Both of these methods are pretty good guidelines to estimate a calorie surplus that you could start out with for gaining muscle. But in order to come up with a calorie number that is close as possible to your optimal daily intake to gain lean muscle, you have to take your body type and your training program into consideration. Why? Your body type will determine how your body manages excess calories, and your training activities will require the right amount of calories for energy.

All calories are not created equal. Your total daily calories must be divided into the three macronutrients: fat, carb, and protein.


Dietary fats play a very important role in muscle building nutrition. They help to maintain elevated testosterone levels and improve overall health. Fat is more calorie-dense than carb or protein. One gram of fat has 9 calories, while one gram of carb or protein contains 4 calories.

Your body type, goals and personal food preferences will determine your ideal fat intake. Due to it’s high caloric value, most people will need to keep fat intake low when eating to build lean muscle, but definitely not out of the diet. Some folks may even do well on moderate to high fat intake in their muscle building diet. So the bottom line really is individualization of your your nutrition plan to get optimum muscle building results.

Some great sources of healthy fats that are high in omega 3’s and 6’s that you should include in your muscle building diet is fatty fish, fish oil, nuts, natural nut butters, avocado, flax seed oil and olive oil.

Protein To Build Muscle


Protein provides the building blocks for muscle. Because weight training break s muscle tissue down, getting enough protein is important to help rebuild muscle bigger and stronger. How much protein you need to build muscle will also depend on a few factors including your body type and age.

Recommendations of protein intake range from about 1.00 grams to 1.50 grams per pound of your body weight per day. Once again these guidelines are good, but getting the right amount of protein to meet your individual needs is the right approach. Good protein foods to eat to build muscle include: Beef, Poultry, Fish, Eggs, cottage cheese, milk, yogurt and whey protein.

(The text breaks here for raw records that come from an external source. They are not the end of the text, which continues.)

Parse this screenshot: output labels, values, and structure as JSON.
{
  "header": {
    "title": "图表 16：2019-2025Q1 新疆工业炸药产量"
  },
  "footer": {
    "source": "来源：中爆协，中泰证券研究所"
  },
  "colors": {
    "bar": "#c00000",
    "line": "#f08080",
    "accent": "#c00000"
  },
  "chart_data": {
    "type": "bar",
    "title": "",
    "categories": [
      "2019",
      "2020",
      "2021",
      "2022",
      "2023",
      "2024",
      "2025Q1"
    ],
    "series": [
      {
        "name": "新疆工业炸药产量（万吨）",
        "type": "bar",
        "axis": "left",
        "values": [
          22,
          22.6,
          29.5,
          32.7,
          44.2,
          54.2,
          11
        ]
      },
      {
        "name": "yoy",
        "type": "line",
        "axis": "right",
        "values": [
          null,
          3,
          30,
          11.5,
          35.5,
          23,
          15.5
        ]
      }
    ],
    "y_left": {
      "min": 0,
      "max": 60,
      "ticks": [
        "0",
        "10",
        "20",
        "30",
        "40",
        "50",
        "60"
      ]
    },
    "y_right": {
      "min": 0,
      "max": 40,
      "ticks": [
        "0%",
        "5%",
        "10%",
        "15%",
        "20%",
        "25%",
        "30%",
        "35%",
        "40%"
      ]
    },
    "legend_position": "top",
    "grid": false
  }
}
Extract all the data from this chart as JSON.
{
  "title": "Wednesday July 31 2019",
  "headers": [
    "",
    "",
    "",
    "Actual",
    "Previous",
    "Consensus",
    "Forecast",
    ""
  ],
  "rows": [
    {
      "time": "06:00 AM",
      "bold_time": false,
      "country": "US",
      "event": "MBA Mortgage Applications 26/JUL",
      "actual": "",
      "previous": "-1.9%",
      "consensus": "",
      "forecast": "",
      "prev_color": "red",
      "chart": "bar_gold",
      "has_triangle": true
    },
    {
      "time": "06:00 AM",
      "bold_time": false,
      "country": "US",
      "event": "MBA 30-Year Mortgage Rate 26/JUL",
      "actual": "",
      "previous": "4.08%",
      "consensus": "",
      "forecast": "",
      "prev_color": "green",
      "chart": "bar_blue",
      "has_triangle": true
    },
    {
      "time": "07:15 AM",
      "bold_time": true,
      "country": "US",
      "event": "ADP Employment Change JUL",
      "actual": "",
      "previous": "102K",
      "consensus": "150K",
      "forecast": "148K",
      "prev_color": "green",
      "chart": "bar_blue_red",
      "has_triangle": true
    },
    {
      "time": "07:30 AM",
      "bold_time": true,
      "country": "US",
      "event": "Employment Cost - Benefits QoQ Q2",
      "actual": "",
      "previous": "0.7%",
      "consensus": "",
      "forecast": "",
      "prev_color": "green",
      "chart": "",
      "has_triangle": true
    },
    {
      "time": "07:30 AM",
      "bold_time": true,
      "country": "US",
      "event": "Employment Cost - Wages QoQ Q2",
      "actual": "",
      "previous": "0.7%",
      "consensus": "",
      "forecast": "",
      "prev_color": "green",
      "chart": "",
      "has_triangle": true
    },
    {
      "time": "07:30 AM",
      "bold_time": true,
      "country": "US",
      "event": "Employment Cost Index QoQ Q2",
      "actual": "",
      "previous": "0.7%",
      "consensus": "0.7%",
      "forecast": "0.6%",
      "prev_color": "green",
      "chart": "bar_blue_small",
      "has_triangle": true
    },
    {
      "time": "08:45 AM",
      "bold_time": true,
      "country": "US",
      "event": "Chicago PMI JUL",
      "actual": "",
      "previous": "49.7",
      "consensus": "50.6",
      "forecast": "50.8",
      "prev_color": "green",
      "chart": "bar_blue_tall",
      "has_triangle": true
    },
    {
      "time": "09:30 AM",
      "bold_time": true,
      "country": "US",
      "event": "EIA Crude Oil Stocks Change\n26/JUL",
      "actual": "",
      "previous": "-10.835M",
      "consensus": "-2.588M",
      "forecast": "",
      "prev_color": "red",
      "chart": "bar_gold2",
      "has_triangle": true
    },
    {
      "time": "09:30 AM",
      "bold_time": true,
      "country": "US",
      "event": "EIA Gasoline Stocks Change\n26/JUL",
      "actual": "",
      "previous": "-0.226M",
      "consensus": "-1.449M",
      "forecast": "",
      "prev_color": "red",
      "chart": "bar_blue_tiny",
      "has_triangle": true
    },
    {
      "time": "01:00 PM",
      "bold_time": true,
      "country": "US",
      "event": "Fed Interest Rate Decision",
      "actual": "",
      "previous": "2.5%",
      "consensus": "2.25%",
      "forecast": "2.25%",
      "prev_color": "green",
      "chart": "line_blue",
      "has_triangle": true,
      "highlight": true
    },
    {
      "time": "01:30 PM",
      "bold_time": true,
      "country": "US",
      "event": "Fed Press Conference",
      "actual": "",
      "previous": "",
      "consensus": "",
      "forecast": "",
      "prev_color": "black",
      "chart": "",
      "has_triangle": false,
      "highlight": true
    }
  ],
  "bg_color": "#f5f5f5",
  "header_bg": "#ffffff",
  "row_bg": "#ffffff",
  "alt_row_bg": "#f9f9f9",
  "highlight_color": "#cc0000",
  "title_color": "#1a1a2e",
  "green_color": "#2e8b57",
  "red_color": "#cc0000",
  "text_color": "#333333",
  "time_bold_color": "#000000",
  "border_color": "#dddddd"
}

Carbohydrates are the body’s primary short term fuel source. You need carbs at a sufficient level to fuel your intense workouts, and they are also required by the body to keep muscle glycogen levels full. Remember that you’ll need lots of energy to push your workouts hard to make progressive overload happen. Carbs will be the right source of calories for that energy.

Carbohydrates should make up 40% to 60% of the macronutrient ratio of your diet. The idea is to adjust your carb intake to fit your body type and specific goals. 60% carbs may not be a problem for some people, but for people whose body type make them sensitive to the effects of glucose and insulin may be required to lower their carbs to a moderate level.

However, carbohydrate levels cannot be too low because this may leave you feeling sluggish and lacking energy for your muscle building workouts. Some very good carbohydrate foods to eat to build muscle include oatmeal, rice, potatoes, yams, pasta, pita, bread, fruits and vegetables.

Always Remember To Individualize Your Nutrition Plan

Do not confirm your eating plan for building muscle to a standard format or set of rules. Some elements are fundamental such as a calorie surplus and macronutrients, but the other aspects should be customized to best fit your body and personal preferences. It is recommended to eat 5-6 meals daily for building muscle, but this isn’t carved in stone like many other components.

Ultimately, what matters most is how you feel, how you are performing, whether the quality of the food you eat is good, whether your body composition and overall health is good, and whether you are meeting your muscle building goals.